A water droplet wriggles up a hot piece of brass with sawtooth ridges, like an inchworm.
A water droplet wriggles up a hot piece of brass with sawtooth ridges, like an inchworm. Heiner Linke / Univ. Of Oregon

Toss water on a hot pan and it sizzles and evaporates. Toss water on a really hot pan, and the water beads up and starts roaming around.

Now, turn your hot pan into a hot small staircase and watch the water climb the stairs.

Researchers did just that, taking an everyday sighting in the kitchen to a new level in the lab.
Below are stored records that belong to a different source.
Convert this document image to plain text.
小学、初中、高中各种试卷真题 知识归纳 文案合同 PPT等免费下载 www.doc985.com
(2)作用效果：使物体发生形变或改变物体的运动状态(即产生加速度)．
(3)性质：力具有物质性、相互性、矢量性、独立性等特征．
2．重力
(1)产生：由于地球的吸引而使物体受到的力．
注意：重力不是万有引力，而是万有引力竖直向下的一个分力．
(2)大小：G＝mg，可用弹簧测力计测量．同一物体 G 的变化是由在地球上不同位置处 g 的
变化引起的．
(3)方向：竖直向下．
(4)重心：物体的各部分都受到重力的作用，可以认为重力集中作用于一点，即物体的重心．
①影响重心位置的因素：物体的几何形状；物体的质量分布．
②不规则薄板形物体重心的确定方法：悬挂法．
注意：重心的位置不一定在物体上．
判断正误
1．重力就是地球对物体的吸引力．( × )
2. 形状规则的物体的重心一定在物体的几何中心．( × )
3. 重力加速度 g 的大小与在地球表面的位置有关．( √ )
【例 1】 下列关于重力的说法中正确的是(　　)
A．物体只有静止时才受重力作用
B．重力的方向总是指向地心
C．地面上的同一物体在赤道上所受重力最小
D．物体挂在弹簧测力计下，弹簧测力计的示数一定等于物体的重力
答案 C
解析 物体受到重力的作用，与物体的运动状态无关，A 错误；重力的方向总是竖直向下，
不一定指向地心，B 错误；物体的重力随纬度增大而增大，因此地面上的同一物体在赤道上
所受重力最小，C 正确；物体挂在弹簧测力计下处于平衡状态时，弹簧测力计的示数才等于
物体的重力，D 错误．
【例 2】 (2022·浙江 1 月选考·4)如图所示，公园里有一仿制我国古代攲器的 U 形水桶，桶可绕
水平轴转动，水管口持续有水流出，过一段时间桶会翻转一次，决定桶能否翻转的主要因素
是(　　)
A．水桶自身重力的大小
If a pan's really hot, the water starts to evaporate before it even touches the surface. The evaporating water, in the airy form of a water-vapor cushion, holds the droplet above the pan. With moves as smooth as Fred Astaire, the droplet glides around on air.

When scientists heated a piece of brass with sawtooth ridges — a thing that looks like a ratchet — water drops traveled quickly, and in one direction: up.

"The drop rides along on the vapor like a boat on a river," said physicist Heiner Linke from the University of Oregon. "The vapor is generated between the droplet and the ratchet's surface in a narrow gap, about the width of a human hair. The vapor needs a way to get out of there, and it's going to take the easiest way out. There's always going to be one direction in which it's easier to get out."

The escaping vapor pulls the droplet along in the same direction.

The research is scheduled to be published in the April 14 issue of the journal Physical Review Letters.

The traveling drops could prove helpful in cases where scientists need to cool something down with water or another liquid. Tiny air conditioners are used to cool microchips in laptop computers. But the cooling system itself requires extra energy, which creates more heat.

With the newfound trick, drops could potentially pump themselves, using heat that's already there. "Pumps that don't use moving parts are simpler to make, cheaper and live longer," Linke pointed out.

If the droplet pumps prove strong enough, Linke said they could be cooling computers in about six years.

In the meantime, schoolteachers have a new trick for the classroom.